仲介手数料には、法律で定められた上限金額がある。物件価格が200万円以下なら「5%+消費税」、200万円超~400万円以下なら「4%+2万円+消費税」、400万円超なら「3%+6万円+消費税」だ。多くの場合、仲介手数料は上限額に設定されている。

たとえば、建物4,000万円、土地1,000万円の物件の売買が成立した場合、仲介手数料の上限は
「(5,000万円×3%+6万円)×1.08=168万4,800円」だ。

なお、消費税増税(2019年10月)以降の契約では、
「(5,000万円×3%+6万円)×1.1=171万6,000円」となり、3万円ほど費用が増える。

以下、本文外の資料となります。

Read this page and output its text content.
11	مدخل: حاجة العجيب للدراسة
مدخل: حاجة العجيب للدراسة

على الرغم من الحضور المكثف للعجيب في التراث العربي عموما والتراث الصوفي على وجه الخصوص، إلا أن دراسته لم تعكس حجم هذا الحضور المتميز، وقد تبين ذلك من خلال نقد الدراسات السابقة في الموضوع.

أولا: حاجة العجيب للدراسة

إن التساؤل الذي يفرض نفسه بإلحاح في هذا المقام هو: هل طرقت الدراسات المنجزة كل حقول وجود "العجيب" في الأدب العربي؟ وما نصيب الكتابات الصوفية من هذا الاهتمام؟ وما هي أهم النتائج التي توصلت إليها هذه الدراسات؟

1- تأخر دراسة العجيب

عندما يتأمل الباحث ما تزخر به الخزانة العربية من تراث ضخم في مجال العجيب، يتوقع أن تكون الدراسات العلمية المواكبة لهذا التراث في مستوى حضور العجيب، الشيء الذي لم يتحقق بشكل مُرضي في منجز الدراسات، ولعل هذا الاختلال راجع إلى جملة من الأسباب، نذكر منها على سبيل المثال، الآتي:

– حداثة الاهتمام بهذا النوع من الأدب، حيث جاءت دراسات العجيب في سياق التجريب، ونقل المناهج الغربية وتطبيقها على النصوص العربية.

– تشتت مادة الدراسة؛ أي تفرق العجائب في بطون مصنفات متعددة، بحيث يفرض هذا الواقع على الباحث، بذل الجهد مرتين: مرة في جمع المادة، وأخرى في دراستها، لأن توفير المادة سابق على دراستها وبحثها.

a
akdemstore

仲介手数料は一括で支払うのではなく、売買契約締結の時点で50%、引き渡し完了時点で50%など分けて支払うように設定している業者もある。
支払い時期が10月1日より前か後かで税率が変わるので、注意が必要だ。

そのほかの注意点

まれに、この上限を超えた手数料を請求したり、仲介手数料以外に「広告費」などの費用を当たり前のように上乗せしたりする不動産業があるので気をつけてほしい。「法律で決められているので、どこの会社でも手数料は同じ額」などと説明されることがあるが、上記はすべてルールに反していることを覚えておこう。仲介を依頼した不動産業者がこのようなことをしてきたら、迷わず別の業者に変えたほうがいい。

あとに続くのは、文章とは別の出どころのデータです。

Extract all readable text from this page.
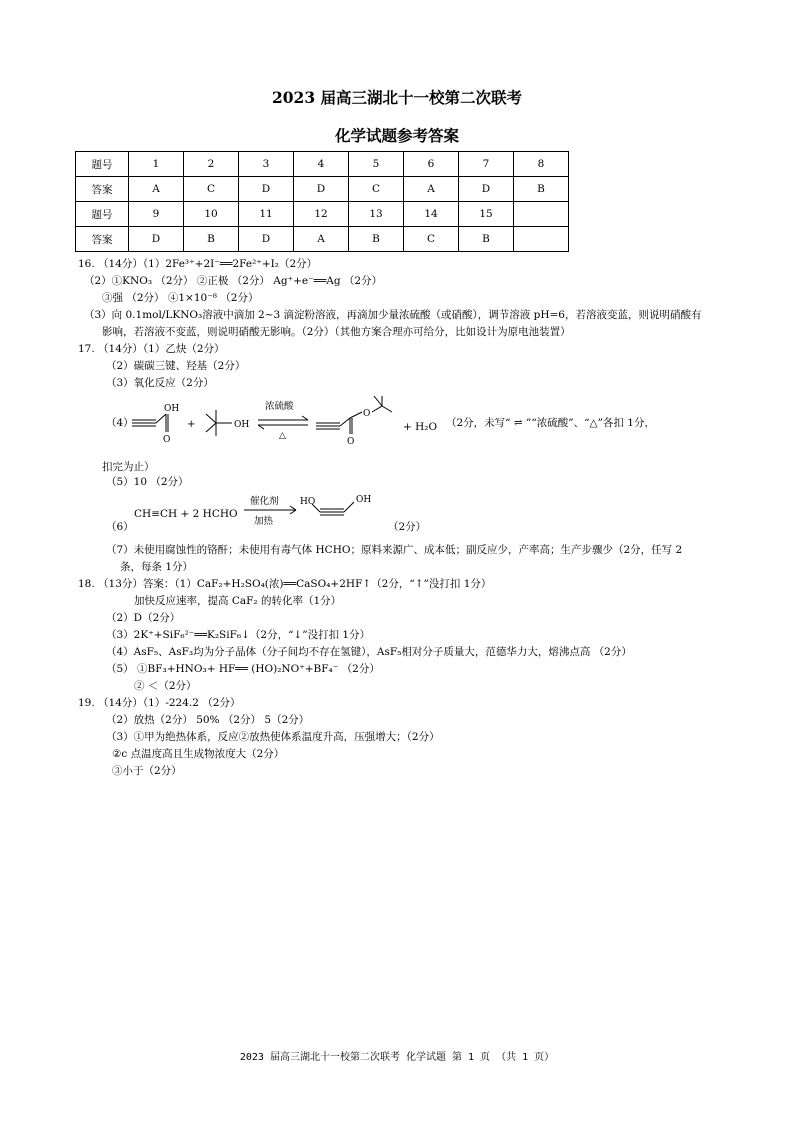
2023 届高三湖北十一校第二次联考
化学试题参考答案
题号	1	2	3	4	5	6	7	8
答案	A	C	D	D	C	A	D	B
题号	9	10	11	12	13	14	15	
答案	D	B	D	A	B	C	B	
16. （14分）（1）2Fe³⁺+2I⁻══2Fe²⁺+I₂（2分）
（2）①KNO₃ （2分） ②正极 （2分） Ag⁺+e⁻══Ag （2分）
③强 （2分） ④1×10⁻⁸ （2分）
（3）向 0.1mol/LKNO₃溶液中滴加 2~3 滴淀粉溶液，再滴加少量浓硫酸（或硝酸），调节溶液 pH=6，若溶液变蓝，则说明硝酸有
影响，若溶液不变蓝，则说明硝酸无影响。（2分）（其他方案合理亦可给分，比如设计为原电池装置）
17. （14分）（1）乙炔（2分）
（2）碳碳三键、羟基（2分）
（3）氧化反应（2分）
（4）
OH
O
+	OH
浓硫酸
△
O
O
+ H₂O （2分，未写“ ⇌ ”“浓硫酸”、“△”各扣 1分，
扣完为止）
（5）10 （2分）
（6）
CH≡CH + 2 HCHO
催化剂
加热
HO	OH
（2分）
（7）未使用腐蚀性的铬酐；未使用有毒气体 HCHO；原料来源广、成本低；副反应少，产率高；生产步骤少（2分，任写 2
条，每条 1分）
18. （13分）答案：（1）CaF₂+H₂SO₄(浓)══CaSO₄+2HF↑（2分，“↑”没打扣 1分）
加快反应速率，提高 CaF₂ 的转化率（1分）
（2）D（2分）
（3）2K⁺+SiF₆²⁻══K₂SiF₆↓（2分，“↓”没打扣 1分）
（4）AsF₅、AsF₃均为分子晶体（分子间均不存在氢键），AsF₅相对分子质量大，范德华力大，熔沸点高 （2分）
（5） ①BF₃+HNO₃+ HF══ (HO)₂NO⁺+BF₄⁻ （2分）
② ＜（2分）
19. （14分）（1）-224.2 （2分）
（2）放热（2分） 50% （2分） 5（2分）
（3）①甲为绝热体系，反应②放热使体系温度升高，压强增大；（2分）
②c 点温度高且生成物浓度大（2分）
③小于（2分）
2023 届高三湖北十一校第二次联考 化学试题 第 1 页 （共 1 页）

ただし、売買契約を結んだ時点で仲介手数料が発生するので、もし契約後に何らかの事情で売却をキャンセルしても、手数料を支払う義務は消えない。物件が売れていないのに手数料を払うことになってしまうので、注意してほしい。

仲介手数料以外にかかる費用

不動産売却費用の中で最も大きいのは仲介手数料だが、ほかにも売買契約書に貼る印紙代(印紙税)や抵当権抹消登記費用などもかかる。

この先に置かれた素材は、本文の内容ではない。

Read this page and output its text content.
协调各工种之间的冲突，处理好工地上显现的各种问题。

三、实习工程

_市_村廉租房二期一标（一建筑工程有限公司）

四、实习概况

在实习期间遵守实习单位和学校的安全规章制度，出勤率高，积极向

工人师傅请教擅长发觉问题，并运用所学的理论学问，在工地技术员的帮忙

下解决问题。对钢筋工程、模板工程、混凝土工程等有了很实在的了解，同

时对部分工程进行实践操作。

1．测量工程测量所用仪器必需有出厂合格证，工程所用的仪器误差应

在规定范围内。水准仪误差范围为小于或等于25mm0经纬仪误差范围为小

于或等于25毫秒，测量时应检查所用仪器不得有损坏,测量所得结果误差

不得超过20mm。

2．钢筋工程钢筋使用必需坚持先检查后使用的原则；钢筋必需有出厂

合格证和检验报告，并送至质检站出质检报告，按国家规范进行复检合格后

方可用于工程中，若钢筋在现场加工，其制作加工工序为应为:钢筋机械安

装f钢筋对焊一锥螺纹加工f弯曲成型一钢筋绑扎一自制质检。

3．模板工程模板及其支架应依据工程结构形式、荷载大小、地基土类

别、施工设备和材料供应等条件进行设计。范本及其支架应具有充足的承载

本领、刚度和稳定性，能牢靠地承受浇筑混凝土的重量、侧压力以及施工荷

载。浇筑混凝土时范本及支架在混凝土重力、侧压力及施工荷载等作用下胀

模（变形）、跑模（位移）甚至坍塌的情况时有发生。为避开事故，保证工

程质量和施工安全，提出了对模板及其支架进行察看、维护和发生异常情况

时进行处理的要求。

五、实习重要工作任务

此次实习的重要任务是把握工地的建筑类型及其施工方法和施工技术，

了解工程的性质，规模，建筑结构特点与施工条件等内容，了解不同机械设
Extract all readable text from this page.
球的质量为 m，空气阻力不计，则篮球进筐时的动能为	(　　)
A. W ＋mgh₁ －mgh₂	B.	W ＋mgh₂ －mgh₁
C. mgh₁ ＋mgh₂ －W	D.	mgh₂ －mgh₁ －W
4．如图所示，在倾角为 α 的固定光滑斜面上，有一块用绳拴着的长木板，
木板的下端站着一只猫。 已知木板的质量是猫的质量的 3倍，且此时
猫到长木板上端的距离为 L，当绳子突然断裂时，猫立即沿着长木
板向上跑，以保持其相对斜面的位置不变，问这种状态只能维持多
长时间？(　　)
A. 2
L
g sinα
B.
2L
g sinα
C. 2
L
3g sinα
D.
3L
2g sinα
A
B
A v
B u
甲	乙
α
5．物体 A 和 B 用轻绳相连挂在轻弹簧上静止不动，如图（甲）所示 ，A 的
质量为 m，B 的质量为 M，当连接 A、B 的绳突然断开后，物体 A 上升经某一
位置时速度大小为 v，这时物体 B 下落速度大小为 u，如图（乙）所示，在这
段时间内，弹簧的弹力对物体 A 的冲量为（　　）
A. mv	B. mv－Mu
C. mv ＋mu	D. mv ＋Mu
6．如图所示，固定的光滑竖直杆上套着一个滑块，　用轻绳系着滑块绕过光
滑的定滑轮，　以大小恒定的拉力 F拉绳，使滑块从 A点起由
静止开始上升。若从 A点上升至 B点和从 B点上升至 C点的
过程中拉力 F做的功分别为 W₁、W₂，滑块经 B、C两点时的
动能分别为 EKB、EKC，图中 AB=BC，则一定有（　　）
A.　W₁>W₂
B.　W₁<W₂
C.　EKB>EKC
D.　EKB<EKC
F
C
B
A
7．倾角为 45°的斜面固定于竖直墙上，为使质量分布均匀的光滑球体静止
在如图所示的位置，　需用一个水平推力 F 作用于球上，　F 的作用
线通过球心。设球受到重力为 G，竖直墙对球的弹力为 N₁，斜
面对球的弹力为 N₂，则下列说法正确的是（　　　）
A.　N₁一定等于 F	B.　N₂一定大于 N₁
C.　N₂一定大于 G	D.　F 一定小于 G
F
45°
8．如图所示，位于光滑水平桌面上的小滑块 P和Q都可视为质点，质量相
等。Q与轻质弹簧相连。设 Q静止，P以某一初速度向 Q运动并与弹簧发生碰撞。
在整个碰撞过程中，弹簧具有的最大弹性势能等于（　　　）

印紙代は物件売却価格にもよるが数千円~数万円、登記は自分で手続きするなら1,000円程度で済むこともあるが、知識が必要で時間もかかるので司法書士に依頼するのが一般的だ。依頼先にもよるが、こちらも数千円~数万円程度の負担になるだろう。

不動産がそのままでは売れにくい場合に、リフォームやハウスクリーニング、測量や解体などを行うとなると、数百万円単位の費用がかかることがある。現在住んでいる家を売る場合は、当然引っ越し費用も必要だ。

不動産売却時に役立つ制度を調べておこう

不動産を売るとなると、売却代金や仲介手数料などかなり大きなお金が動く。そして、そこには税金がかかることもある。譲渡で利益が出た場合も、損失が出た場合も、一定の条件を満たせば税金がかからない、もしくは安くなる制度があるので、売却が決まる前に調べておきたい

参考までに、よく利用される制度を紹介しよう。

マイホームを売却した場合

・3,000万円の特別控除
・10年以上の長期所有による軽減税率
・譲渡損失の損益通算及び繰越控除
・買換え特例

相続で受け取った空き家を売却した場合

・被相続人の居住用財産(空き家)の3,000万円特別控除

これらの制度を利用するには確定申告が必要で、その際添付資料として売買契約書の写しや仲介手数料の領収書など、売却手続き関係の書類の提出を求められることがある。そのときに困らないように、売却関係の書類はきちんと保管しておこう。

自分に合った売却方法を選ぼう

不動産を売るためには、物件価格の決め方や各種手続きなどの専門知識が必要となるので、知識のない個人が自力で行うのは難しい。今は複数の業者に一括査定を依頼できるサイトもあるので、何社かとコンタクトを取ってみて信頼できる不動産業者を見つけよう。

そのうえで、仲介と買取のどちらが自分に合っているのか、仲介なら契約形態は専任なのか専属選任なのか一般なのか、それぞれのメリット・デメリットを理解して自分に合った売却方法を選ぼう。それが、悔いなく不動産を売却するための第一歩だ。